Dwaj ludzie pochylali się nad wiosłami. Trzeci siedział na spiczastym końcu. Od czasu do czasu się odzywał, jak na przykład:
— Nos mnie swędzi.
— Musisz zaczekać, aż dopłyniemy na miejsce — odparł jeden z wiosłujących.
— Moglibyście znów mnie wypuścić. Okropnie swędzi.
— Wypuściliśmy cię, kiedy się zatrzymaliśmy na kolację.
— Ale wtedy nie swędział. Odezwał się drugi z wiosłujących.
— Czy mam mu znowu przyłożyć …onym wiosłem w ten jego …ony łeb, panie Szpilo?

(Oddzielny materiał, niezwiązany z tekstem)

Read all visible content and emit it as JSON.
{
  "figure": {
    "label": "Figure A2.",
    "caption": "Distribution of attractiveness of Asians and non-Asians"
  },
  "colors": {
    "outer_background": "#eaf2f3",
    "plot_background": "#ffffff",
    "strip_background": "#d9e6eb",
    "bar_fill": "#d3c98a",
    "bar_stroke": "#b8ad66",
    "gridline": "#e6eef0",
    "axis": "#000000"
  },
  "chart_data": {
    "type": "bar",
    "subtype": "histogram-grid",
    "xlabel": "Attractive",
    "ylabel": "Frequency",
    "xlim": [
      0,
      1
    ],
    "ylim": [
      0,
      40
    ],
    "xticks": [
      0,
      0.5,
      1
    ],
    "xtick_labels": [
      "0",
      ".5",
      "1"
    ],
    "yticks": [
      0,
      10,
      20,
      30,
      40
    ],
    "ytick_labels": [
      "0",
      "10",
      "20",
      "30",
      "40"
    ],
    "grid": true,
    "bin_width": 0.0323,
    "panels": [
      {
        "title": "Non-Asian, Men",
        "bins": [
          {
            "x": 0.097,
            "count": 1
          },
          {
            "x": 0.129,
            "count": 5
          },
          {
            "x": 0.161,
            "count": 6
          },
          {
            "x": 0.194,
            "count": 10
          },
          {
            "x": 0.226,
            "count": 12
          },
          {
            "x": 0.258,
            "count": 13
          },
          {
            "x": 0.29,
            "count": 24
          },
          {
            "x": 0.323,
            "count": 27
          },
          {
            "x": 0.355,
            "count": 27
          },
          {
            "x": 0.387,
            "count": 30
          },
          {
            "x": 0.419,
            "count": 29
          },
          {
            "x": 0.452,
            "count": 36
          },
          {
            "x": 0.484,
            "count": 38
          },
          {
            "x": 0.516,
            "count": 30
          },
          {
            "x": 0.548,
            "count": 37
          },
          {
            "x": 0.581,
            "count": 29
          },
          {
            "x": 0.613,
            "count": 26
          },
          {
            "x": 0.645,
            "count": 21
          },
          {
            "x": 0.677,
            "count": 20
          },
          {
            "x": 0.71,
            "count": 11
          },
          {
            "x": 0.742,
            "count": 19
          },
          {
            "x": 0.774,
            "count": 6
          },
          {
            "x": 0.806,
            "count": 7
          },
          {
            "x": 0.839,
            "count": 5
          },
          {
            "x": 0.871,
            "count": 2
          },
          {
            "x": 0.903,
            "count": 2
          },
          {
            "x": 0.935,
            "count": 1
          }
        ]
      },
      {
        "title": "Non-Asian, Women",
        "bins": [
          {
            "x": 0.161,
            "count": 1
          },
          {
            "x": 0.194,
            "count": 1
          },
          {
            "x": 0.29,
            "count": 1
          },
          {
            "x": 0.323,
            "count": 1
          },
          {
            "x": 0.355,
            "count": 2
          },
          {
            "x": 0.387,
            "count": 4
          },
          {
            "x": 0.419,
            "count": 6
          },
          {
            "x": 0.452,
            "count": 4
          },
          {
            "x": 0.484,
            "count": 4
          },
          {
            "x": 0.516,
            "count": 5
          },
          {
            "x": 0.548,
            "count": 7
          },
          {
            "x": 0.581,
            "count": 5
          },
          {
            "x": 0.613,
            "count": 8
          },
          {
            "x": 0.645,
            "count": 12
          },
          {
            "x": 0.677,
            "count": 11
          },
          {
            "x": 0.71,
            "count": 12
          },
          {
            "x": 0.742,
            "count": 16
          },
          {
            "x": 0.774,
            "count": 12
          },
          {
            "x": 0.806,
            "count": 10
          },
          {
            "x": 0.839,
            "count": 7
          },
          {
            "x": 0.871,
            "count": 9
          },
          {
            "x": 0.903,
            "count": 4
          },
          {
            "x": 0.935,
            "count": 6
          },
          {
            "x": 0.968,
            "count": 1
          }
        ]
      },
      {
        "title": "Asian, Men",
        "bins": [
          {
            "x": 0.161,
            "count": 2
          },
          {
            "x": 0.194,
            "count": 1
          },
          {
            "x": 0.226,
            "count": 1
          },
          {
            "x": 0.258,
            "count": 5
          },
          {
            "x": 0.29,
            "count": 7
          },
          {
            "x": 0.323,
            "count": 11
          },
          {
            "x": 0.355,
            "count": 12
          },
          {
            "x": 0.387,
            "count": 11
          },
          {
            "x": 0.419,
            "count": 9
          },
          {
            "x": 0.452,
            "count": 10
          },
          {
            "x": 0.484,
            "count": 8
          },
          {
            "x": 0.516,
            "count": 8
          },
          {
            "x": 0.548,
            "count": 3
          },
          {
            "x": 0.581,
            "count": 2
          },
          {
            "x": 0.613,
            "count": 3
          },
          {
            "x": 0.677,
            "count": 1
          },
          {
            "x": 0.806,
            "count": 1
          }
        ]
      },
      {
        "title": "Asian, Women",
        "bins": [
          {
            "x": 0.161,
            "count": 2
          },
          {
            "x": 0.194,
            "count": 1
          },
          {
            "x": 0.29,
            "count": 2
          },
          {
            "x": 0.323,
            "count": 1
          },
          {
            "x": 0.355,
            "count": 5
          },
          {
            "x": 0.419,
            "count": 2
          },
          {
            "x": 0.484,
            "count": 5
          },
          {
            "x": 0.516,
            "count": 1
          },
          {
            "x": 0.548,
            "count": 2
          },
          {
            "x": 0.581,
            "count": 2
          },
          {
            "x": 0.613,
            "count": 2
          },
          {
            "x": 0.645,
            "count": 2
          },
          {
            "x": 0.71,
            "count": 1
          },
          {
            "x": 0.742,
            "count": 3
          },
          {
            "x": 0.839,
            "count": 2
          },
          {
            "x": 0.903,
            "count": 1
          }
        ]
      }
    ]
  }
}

— Dobry pomysł, panie Tulipanie.
W ciemności rozległo się głuche uderzenie.
— Au!
— A teraz dość już narzekań, przyjacielu, bo pan Tulipan straci cierpliwość.
— …ona racja.
Potem zabrzmiał odgłos, jakby ruszyła pompa przemysłowa.
— Hej, bez przesady z tym paskudztwem, dobrze? — Jeszcze mnie nie zabiło, panie Szpilo.
Łódź wyhamowała powoli przy niedużym, rzadko używanym pomoście. Wysoka postać, która niedawno stała się obiektem działań pana Szpili, została wyciągnięta na brzeg i poprowadzona wzdłuż uliczki.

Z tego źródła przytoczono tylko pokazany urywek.